We also went for a drive around Lake Matheson near Fox Glacier Village. This is apparently where you can get the very best view (from this side of the island) of New Zealand’s highest mountain: Mount Cook. In order to actually get up on the mountain itself you have to drive up from the other side of the island. This we will most likely not be doing until we head back north towards Christchurch along the east coast in a few weeks. We HAVE to get there, of course! But the view from Lake Matheson was absolutely stunning. We went on the loop walk around noon. The longer you wait, the greater risk of clouds covering the mountain tops. They actually recommend doing this walk in the morning, but we are rarely ready to leave the campsite before 10 AM, and we had beautiful scenery anyway - with almost no clouds to start with. As we got near the end of the loop walk more and more clouds did in fact appear. Had we started just an hour later, we would not have been able to enjoy such a spectacular view.

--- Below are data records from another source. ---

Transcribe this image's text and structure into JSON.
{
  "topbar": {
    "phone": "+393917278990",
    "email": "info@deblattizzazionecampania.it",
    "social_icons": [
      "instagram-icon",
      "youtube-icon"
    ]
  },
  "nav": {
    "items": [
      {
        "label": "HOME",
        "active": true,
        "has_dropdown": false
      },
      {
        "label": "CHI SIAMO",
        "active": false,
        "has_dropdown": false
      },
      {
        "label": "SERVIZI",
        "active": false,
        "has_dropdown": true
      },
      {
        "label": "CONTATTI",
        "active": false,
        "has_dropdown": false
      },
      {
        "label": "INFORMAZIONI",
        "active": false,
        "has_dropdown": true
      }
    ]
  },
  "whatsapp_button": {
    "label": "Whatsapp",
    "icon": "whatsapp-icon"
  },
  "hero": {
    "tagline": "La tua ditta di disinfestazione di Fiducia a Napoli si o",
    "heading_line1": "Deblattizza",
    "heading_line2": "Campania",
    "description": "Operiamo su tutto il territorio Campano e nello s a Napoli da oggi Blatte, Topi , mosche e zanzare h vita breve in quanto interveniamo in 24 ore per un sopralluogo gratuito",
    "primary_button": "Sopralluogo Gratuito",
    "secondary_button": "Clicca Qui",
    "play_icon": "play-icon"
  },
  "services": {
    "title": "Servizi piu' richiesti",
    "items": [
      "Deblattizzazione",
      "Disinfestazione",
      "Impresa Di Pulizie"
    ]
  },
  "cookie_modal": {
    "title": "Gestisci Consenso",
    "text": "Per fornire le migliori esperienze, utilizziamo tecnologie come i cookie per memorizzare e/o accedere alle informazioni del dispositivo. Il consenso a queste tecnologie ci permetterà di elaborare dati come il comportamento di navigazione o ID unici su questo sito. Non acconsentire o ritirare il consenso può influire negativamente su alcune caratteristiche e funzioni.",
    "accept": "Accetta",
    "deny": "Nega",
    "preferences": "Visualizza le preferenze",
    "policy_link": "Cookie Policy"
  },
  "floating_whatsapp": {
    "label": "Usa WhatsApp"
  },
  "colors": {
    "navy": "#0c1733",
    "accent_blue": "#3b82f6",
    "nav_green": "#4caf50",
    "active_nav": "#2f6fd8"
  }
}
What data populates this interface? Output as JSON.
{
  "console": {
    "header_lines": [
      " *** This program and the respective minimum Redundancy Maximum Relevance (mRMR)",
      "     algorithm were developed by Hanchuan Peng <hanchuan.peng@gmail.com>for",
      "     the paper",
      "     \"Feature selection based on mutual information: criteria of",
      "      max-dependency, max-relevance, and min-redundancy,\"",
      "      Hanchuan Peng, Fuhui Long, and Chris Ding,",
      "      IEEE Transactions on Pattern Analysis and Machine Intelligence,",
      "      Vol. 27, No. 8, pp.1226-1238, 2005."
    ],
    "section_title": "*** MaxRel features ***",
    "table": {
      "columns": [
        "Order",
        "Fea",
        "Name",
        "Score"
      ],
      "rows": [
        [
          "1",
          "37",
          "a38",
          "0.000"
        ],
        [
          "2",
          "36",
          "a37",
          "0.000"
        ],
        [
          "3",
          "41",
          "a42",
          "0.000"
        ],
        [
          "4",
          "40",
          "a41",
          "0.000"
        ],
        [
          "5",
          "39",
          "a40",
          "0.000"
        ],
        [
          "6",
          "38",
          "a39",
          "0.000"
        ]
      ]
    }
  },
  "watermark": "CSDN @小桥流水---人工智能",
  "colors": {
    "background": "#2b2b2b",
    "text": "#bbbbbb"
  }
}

In the coming days we are going further south. We are going through the so-called Haast Pass, where a young couple were killed just 10 days ago, when a landslide hit their campervan on the road during a very heavy rainfall. The road has been completely closed, but just a couple of days ago it re-opened during the daytime. The heavy rain is now gone, but implications may still occur in the area. We just hope the road stays open.